Dr Livio has published over 400 scientific papers and received numerous awards for research, for excellence in teaching, and for his books.

His interests span a broad range of topics in astrophysics, from cosmology to the emergence of intelligent life. Dr Livio has done much fundamental work on the topic of accretion of mass onto black holes, neutron stars, and white dwarfs, as well as on the formation of black holes and the possibility to extract energy from them.

This curious mathematical relationship, widely known as the "Golden Ratio," was defind by Euclid more than two thousand years ago because of its crucial role in the construction of the pentagram, ro which magical properties had been attributed.
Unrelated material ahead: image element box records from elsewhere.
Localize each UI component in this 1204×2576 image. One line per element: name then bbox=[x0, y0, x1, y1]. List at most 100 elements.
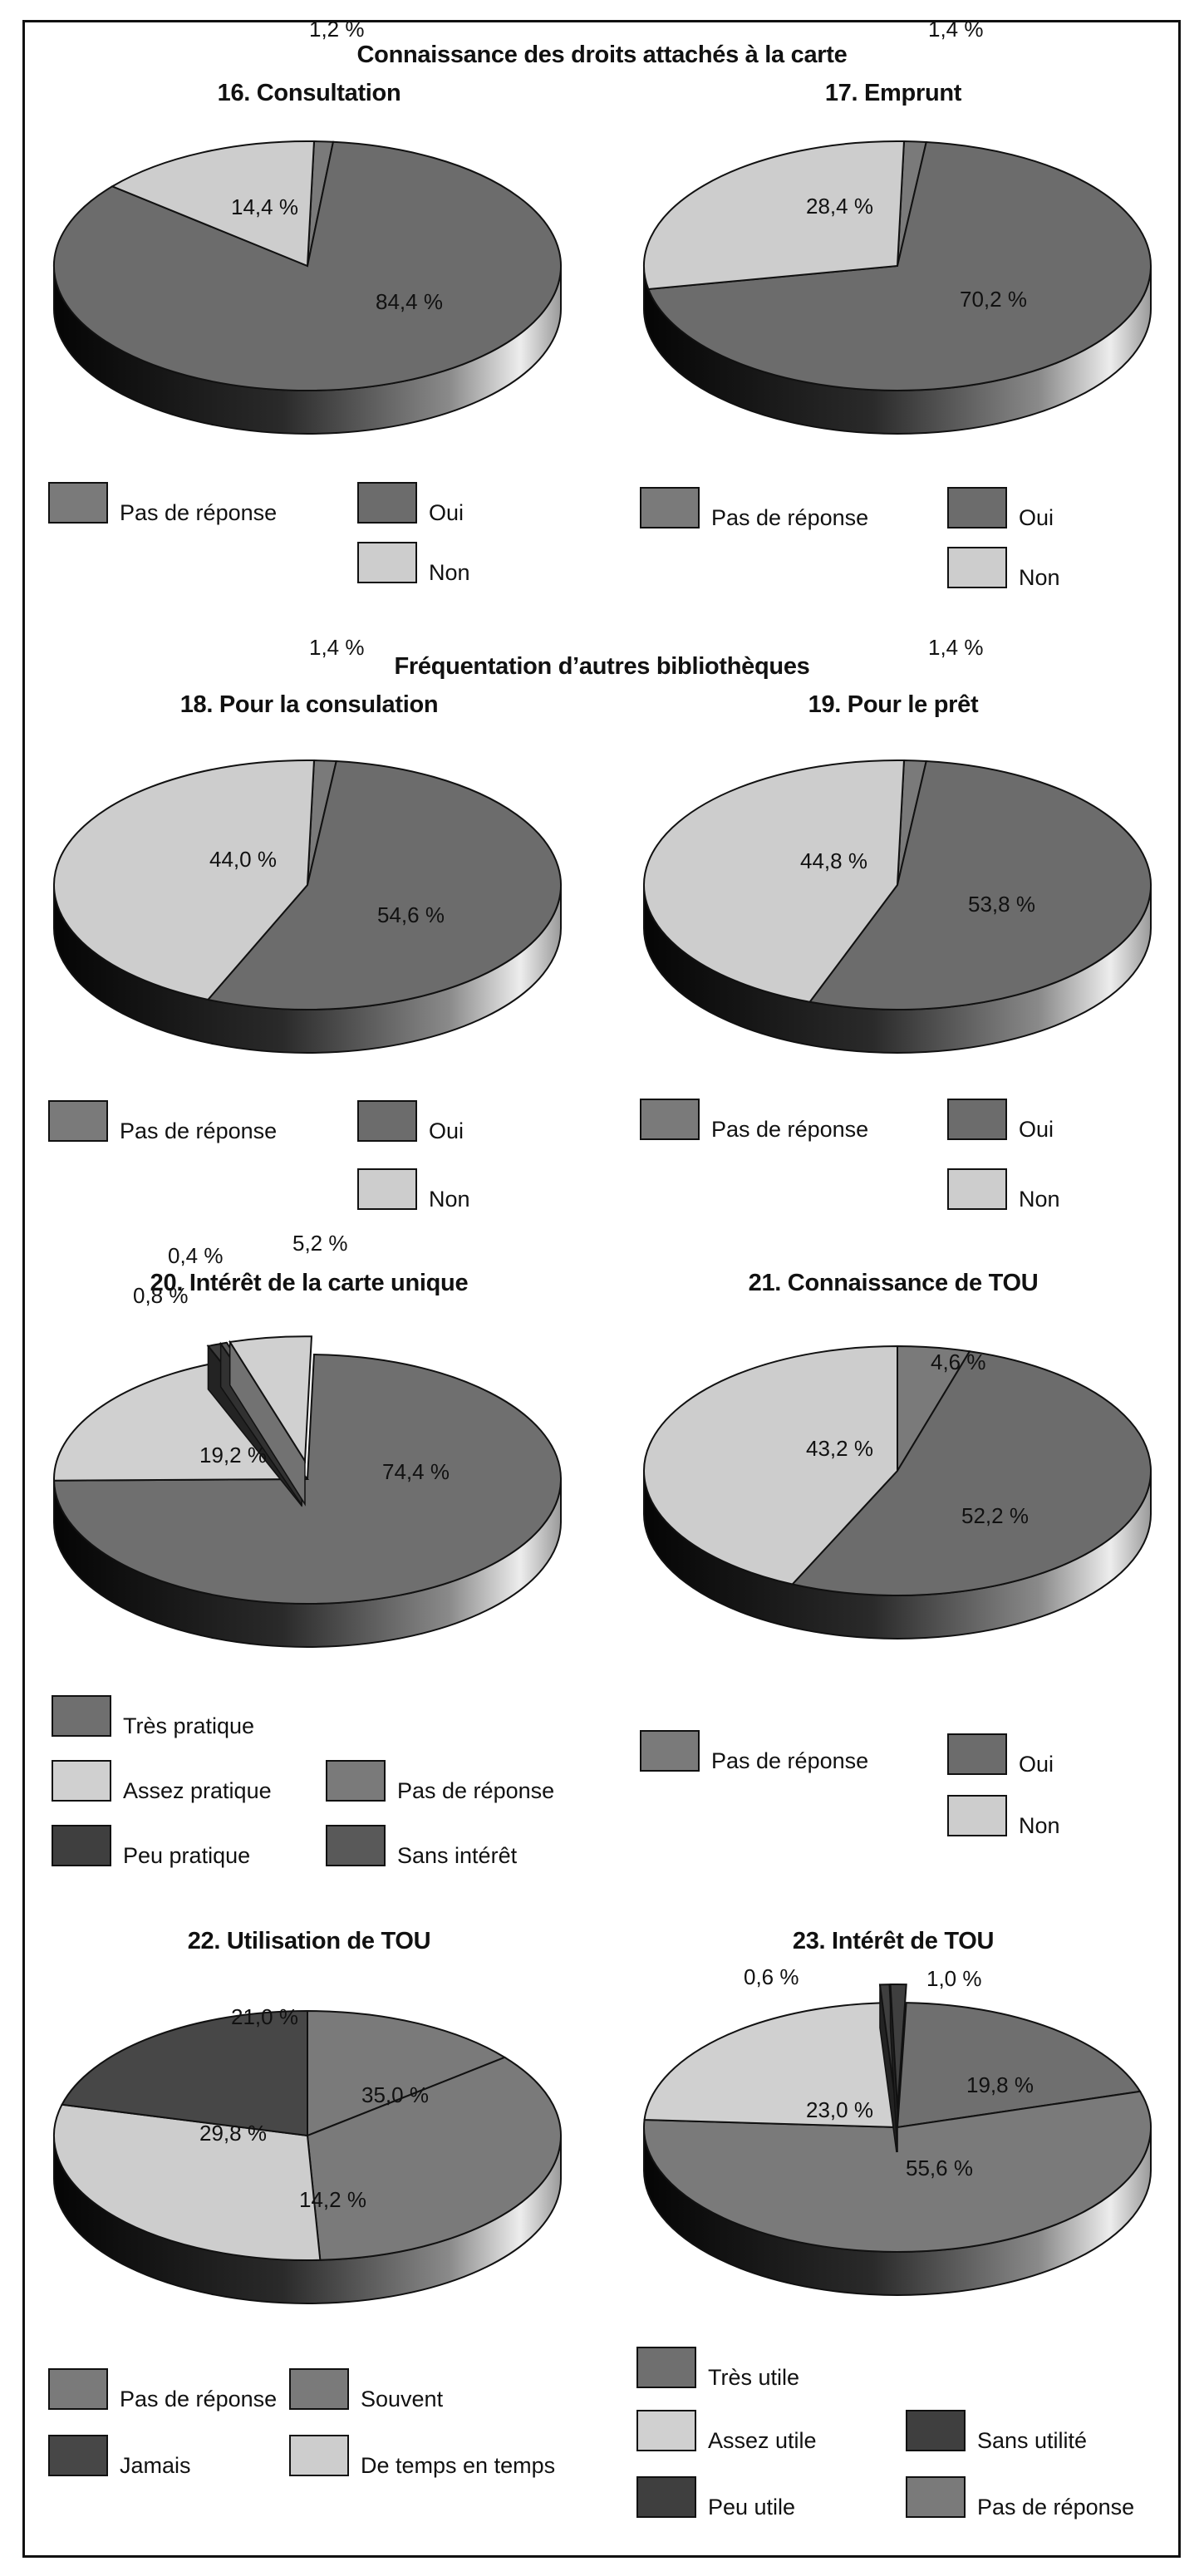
legend-label: Pas de réponse bbox=[120, 1118, 278, 1143]
pie-slice-pas-de-reponse bbox=[643, 2090, 1152, 2253]
legend-swatch bbox=[636, 2410, 696, 2451]
section-title-droits: Connaissance des droits attachés à la ca… bbox=[356, 42, 848, 68]
legend-label: Très utile bbox=[708, 2365, 800, 2390]
pie-slice-souvent bbox=[306, 2056, 562, 2261]
legend-swatch bbox=[357, 542, 417, 583]
pie-slice-oui bbox=[206, 760, 562, 1010]
pie-slice-assez-pratique bbox=[53, 1362, 310, 1482]
legend-swatch bbox=[289, 2435, 349, 2476]
pie-slice-jamais bbox=[61, 2009, 308, 2137]
legend-label: Pas de réponse bbox=[977, 2495, 1135, 2519]
slice-value-label: 19,8 % bbox=[966, 2072, 1034, 2097]
legend-swatch bbox=[357, 482, 417, 524]
legend-swatch bbox=[947, 1099, 1007, 1140]
legend-swatch bbox=[289, 2368, 349, 2410]
slice-value-label: 1,4 % bbox=[309, 635, 365, 660]
legend-swatch bbox=[357, 1100, 417, 1142]
legend-label: Pas de réponse bbox=[711, 505, 869, 530]
slice-value-label: 35,0 % bbox=[361, 2082, 429, 2107]
slice-value-label: 1,2 % bbox=[309, 17, 365, 42]
pie-chart-interet-carte-unique: 74,4 % 19,2 % 0,8 % 0,4 % 5,2 % bbox=[52, 1231, 562, 1648]
slice-value-label: 1,4 % bbox=[928, 635, 984, 660]
legend-label: Jamais bbox=[120, 2453, 191, 2478]
legend-label: Très pratique bbox=[123, 1713, 255, 1738]
legend-label: Oui bbox=[1019, 1117, 1054, 1142]
slice-value-label: 21,0 % bbox=[231, 2004, 298, 2029]
chart-title-18: 18. Pour la consulation bbox=[179, 691, 439, 718]
slice-value-label: 1,0 % bbox=[926, 1966, 982, 1991]
legend-label: Oui bbox=[429, 500, 464, 525]
slice-value-label: 29,8 % bbox=[199, 2121, 267, 2146]
pie-slice-non bbox=[643, 760, 906, 1003]
legend-swatch bbox=[947, 1795, 1007, 1836]
legend-label: Sans utilité bbox=[977, 2428, 1088, 2453]
legend-swatch bbox=[906, 2410, 966, 2451]
legend-label: Sans intérêt bbox=[397, 1843, 518, 1868]
legend-label: Non bbox=[1019, 565, 1060, 590]
slice-value-label: 44,8 % bbox=[800, 848, 867, 873]
slice-value-label: 53,8 % bbox=[968, 892, 1035, 917]
slice-value-label: 0,8 % bbox=[133, 1283, 189, 1308]
legend-label: De temps en temps bbox=[361, 2453, 556, 2478]
legend-swatch bbox=[326, 1825, 386, 1866]
slice-value-label: 19,2 % bbox=[199, 1443, 267, 1467]
chart-title-19: 19. Pour le prêt bbox=[808, 691, 979, 718]
pie-chart-interet-tou: 19,8 % 55,6 % 23,0 % 0,6 % 1,0 % bbox=[643, 1964, 1152, 2296]
slice-value-label: 44,0 % bbox=[209, 847, 277, 872]
pie-chart-connaissance-tou: 4,6 % 52,2 % 43,2 % bbox=[643, 1345, 1152, 1639]
figure-frame bbox=[22, 20, 1181, 2558]
slice-value-label: 55,6 % bbox=[906, 2156, 973, 2180]
slice-value-label: 84,4 % bbox=[376, 289, 443, 314]
legend-swatch bbox=[640, 1730, 700, 1772]
legend-label: Assez utile bbox=[708, 2428, 817, 2453]
legend-swatch bbox=[52, 1695, 111, 1737]
legend-label: Pas de réponse bbox=[397, 1778, 555, 1803]
pie-slice-oui bbox=[790, 1350, 1152, 1596]
slice-value-label: 0,4 % bbox=[168, 1243, 224, 1268]
legend-swatch bbox=[48, 482, 108, 524]
legend-swatch bbox=[640, 487, 700, 528]
legend-label: Pas de réponse bbox=[120, 500, 278, 525]
pie-slice-peu-utile bbox=[878, 1984, 897, 2110]
legend-swatch bbox=[947, 1733, 1007, 1775]
legend-label: Oui bbox=[1019, 1752, 1054, 1777]
legend-swatch bbox=[636, 2347, 696, 2388]
section-title-frequentation: Fréquentation d’autres bibliothèques bbox=[394, 653, 810, 680]
legend-swatch bbox=[326, 1760, 386, 1802]
legend-swatch bbox=[947, 547, 1007, 588]
slice-value-label: 0,6 % bbox=[744, 1964, 799, 1989]
pie-slice-non bbox=[53, 760, 316, 1001]
legend-swatch bbox=[947, 487, 1007, 528]
legend-label: Peu utile bbox=[708, 2495, 796, 2519]
legend-label: Oui bbox=[429, 1118, 464, 1143]
legend-label: Pas de réponse bbox=[711, 1748, 869, 1773]
pie-slice-oui bbox=[808, 760, 1152, 1010]
pie-slice-oui bbox=[646, 140, 1152, 391]
slice-value-label: 14,4 % bbox=[231, 194, 298, 219]
legend-label: Peu pratique bbox=[123, 1843, 251, 1868]
slice-value-label: 23,0 % bbox=[806, 2097, 873, 2122]
legend-swatch bbox=[48, 1100, 108, 1142]
legend-swatch bbox=[48, 2368, 108, 2410]
legend-swatch bbox=[636, 2476, 696, 2518]
pie-slice-tres-utile bbox=[896, 2002, 1142, 2129]
pie-slice-pas-de-reponse bbox=[307, 2009, 507, 2137]
pie-slice-non bbox=[643, 1345, 898, 1585]
slice-value-label: 14,2 % bbox=[299, 2187, 366, 2212]
slice-value-label: 74,4 % bbox=[382, 1459, 450, 1484]
chart-title-17: 17. Emprunt bbox=[824, 80, 962, 106]
chart-title-23: 23. Intérêt de TOU bbox=[792, 1928, 995, 1954]
legend-label: Assez pratique bbox=[123, 1778, 272, 1803]
legend-swatch bbox=[48, 2435, 108, 2476]
slice-value-label: 52,2 % bbox=[961, 1503, 1029, 1528]
pie-chart-utilisation-tou: 14,2 % 35,0 % 29,8 % 21,0 % bbox=[53, 2004, 562, 2304]
pie-chart-consultation: 1,2 % 84,4 % 14,4 % bbox=[53, 17, 562, 435]
pie-slice-non bbox=[110, 140, 316, 268]
legend-label: Non bbox=[429, 560, 470, 585]
legend-swatch bbox=[52, 1825, 111, 1866]
pie-chart-pour-la-consulation: 1,4 % 54,6 % 44,0 % bbox=[53, 635, 562, 1054]
legend-label: Pas de réponse bbox=[120, 2387, 278, 2411]
legend-swatch bbox=[640, 1099, 700, 1140]
legend-label: Oui bbox=[1019, 505, 1054, 530]
slice-value-label: 4,6 % bbox=[931, 1349, 986, 1374]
Since then it has shown a propensity to appear in the most astonishing variety of places – from molluck shells, sunflower florets, and the crystals of some materials, to the shape of galaxies containing billions of stars.

Mario Livio tells the tale of a number at the heart of that mystery: phi, or 1.6180339887.

Psychological studies have investigated whether the Golden Raion is the most aesthetically pleasing proportion extant, and it has been asserted that the creators of the Pyramids and the Parthenon employed it.

It is believed to feature in works of art from Leonardo da Vinci's Mona Lisa to Salvador Dali's The Sacrament of the Last Supper, and poets and composers have used it in their works.

It has even been suggested that it is connected to the behavior of the stock marekt!